Phillippa Langrell

Personal information
- Born: Phillippa Maree Langrell 4 July 1972 (age 53) Timaru, New Zealand

Sport
- Country: New Zealand
- Sport: Swimming
- Strokes: Freestyle

Medal record
Women's swimming
Representing New Zealand
Commonwealth Games
| Bronze medal – third place | 1990 Auckland | 4 × 200 m freestyle relay |

= Phillippa Langrell =

New Zealand swimmer

Phillippa Maree Langrell (born 4 July 1972) is a New Zealand swimmer who represented her country at the 1992 Summer Olympics and at the 1990 Commonwealth Games and 1994 Commonwealth Games.

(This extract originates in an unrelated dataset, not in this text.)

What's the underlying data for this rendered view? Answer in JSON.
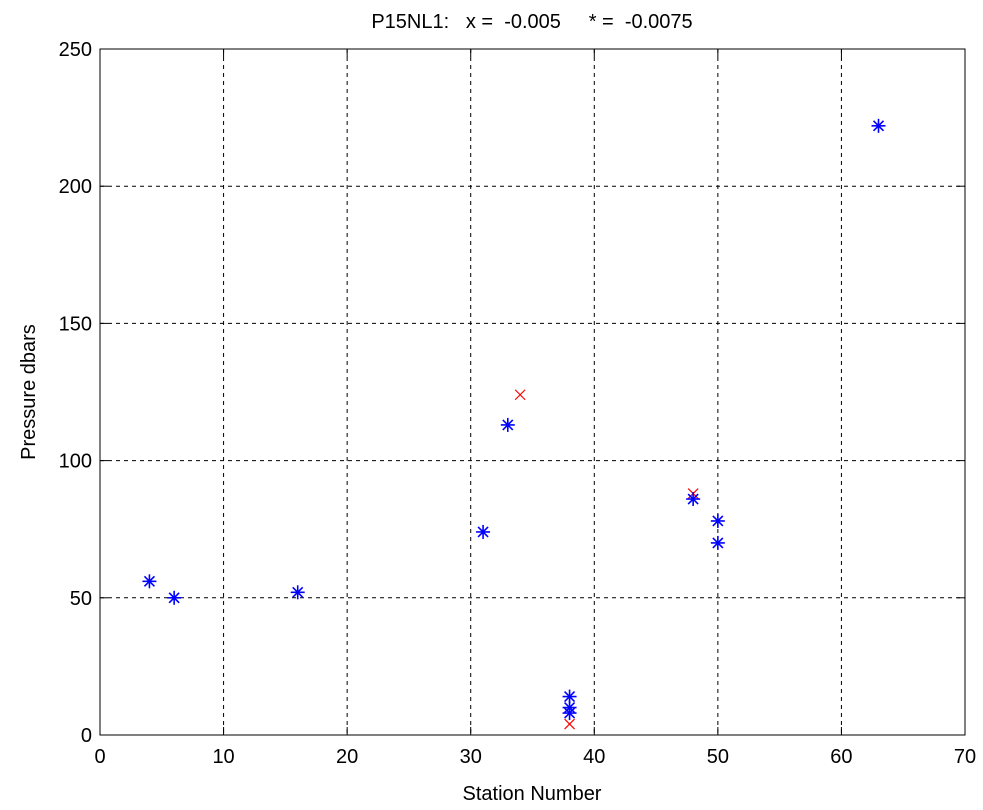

Langrell started swimming when she was three years old and started training a couple of years later. At the age of ten she was selected for the national age-group team and was first selected at senior level when she was 16 years old.

In 1989, she won the South Canterbury Sportsperson of the Year.

Langrell won a bronze medal at the 1990 Commonwealth Games in the 4 × 200 metre freestyle relay, and also placed fourth in the 400 and 800 metre freestyle events. Later that year, she was awarded the New Zealand 1990 Commemoration Medal.

Two years later, aged twenty, Langrell went to the 1992 Summer Olympics in Barcelona to compete in three events. In the 400 metre freestyle she broke the national record in the heats, swimming a time of 4:14.0 and finishing ninth, 0.15 seconds outside the final. She won the B final and again broke her national record, with a time of 4:12.96. Next up was the 800 metre freestyle: in the heats she qualified fifth, and she finished fourth in the final, just over 4.5 seconds behind the German Jana Henke who won the bronze. Again, Langrell broke the national record in both her heat and the final. In her other event, the 400 metre individual medley, she again broke the national record in the heats, but was ranked 17th and did not qualify for the finals.

Langrell also competed at the 1994 Commonwealth Games, where she finished fourth in the 800 metre freestyle and sixth in the 400 metre freestyle.

After retiring from competitive swimming, Langrell earned a Bachelor of Science degree majoring in psychology at the University of Canterbury, before graduating from the New Zealand College of Chiropractic in Auckland. Langrell has been a practising chiropractor since 1999.